All Putin was doing, he said, was confiscating the oligarchs’ assets and giving them to his own cronies, not putting them up for auction for the good of the state.

‘But Putin’s clever,’ Finn admitted. ‘By both making war against the Chechens and reining in the oligarchs he’s appealed to the popular tastes that guarantee him the support of the people, which he needs until he tightens the noose. He’ll discard the people when he’s done that, you watch.’ Finn leaned back in his chair. ‘Putin’s won his domestic audience in two simple, brutal moves,’ he said.

I remember Finn’s fist striking the table a little too hard while he was making one of his points, so that other occupants of the bar noticed.

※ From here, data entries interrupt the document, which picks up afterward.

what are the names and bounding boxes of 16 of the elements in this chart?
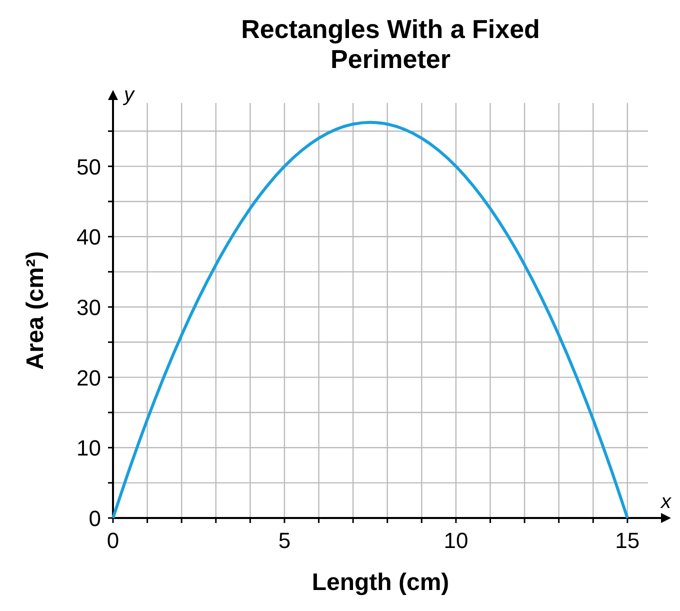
y-tick-label: 30 [76, 294, 101, 320]
y-tick-label: 50 [76, 154, 101, 180]
x-tick-label: 15 [615, 528, 640, 553]
x-tick-label: 10 [444, 528, 468, 553]
y-tick-label: 20 [76, 365, 101, 390]
line-series [112, 120, 629, 520]
chart-title: Rectangles With a Fixed Perimeter [241, 14, 540, 74]
y-tick-label: 40 [76, 224, 101, 250]
y-tick-label: 0 [88, 506, 101, 531]
x-tick-label: 5 [278, 528, 291, 553]
y-tick-label: 10 [76, 436, 101, 461]
y-axis-title: Area (cm²) [22, 251, 49, 370]
x-axis-title: Length (cm) [312, 569, 450, 596]
text: x [660, 491, 672, 513]
annotation: y [122, 84, 135, 106]
x-tick-label: 0 [106, 528, 120, 553]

‘It won’t stop there,’ he said. ‘The end of freedom and the confiscation of property for the rich few is just the beginning. There’ll come a time when the KGB will be in control of everyone’s lives again, right down to the minutiae. Doesn’t anybody in Russia care about that?’

He ordered more champagne and I drank so that there would be less to fuel his anger.

‘If London’s going to support Putin in public, it might just as well have supported the Soviet Union throughout the Cold War! It’s worse than that! Russia will be far more dangerous now than it ever was with thousands of nuclear missiles it would never have fired.’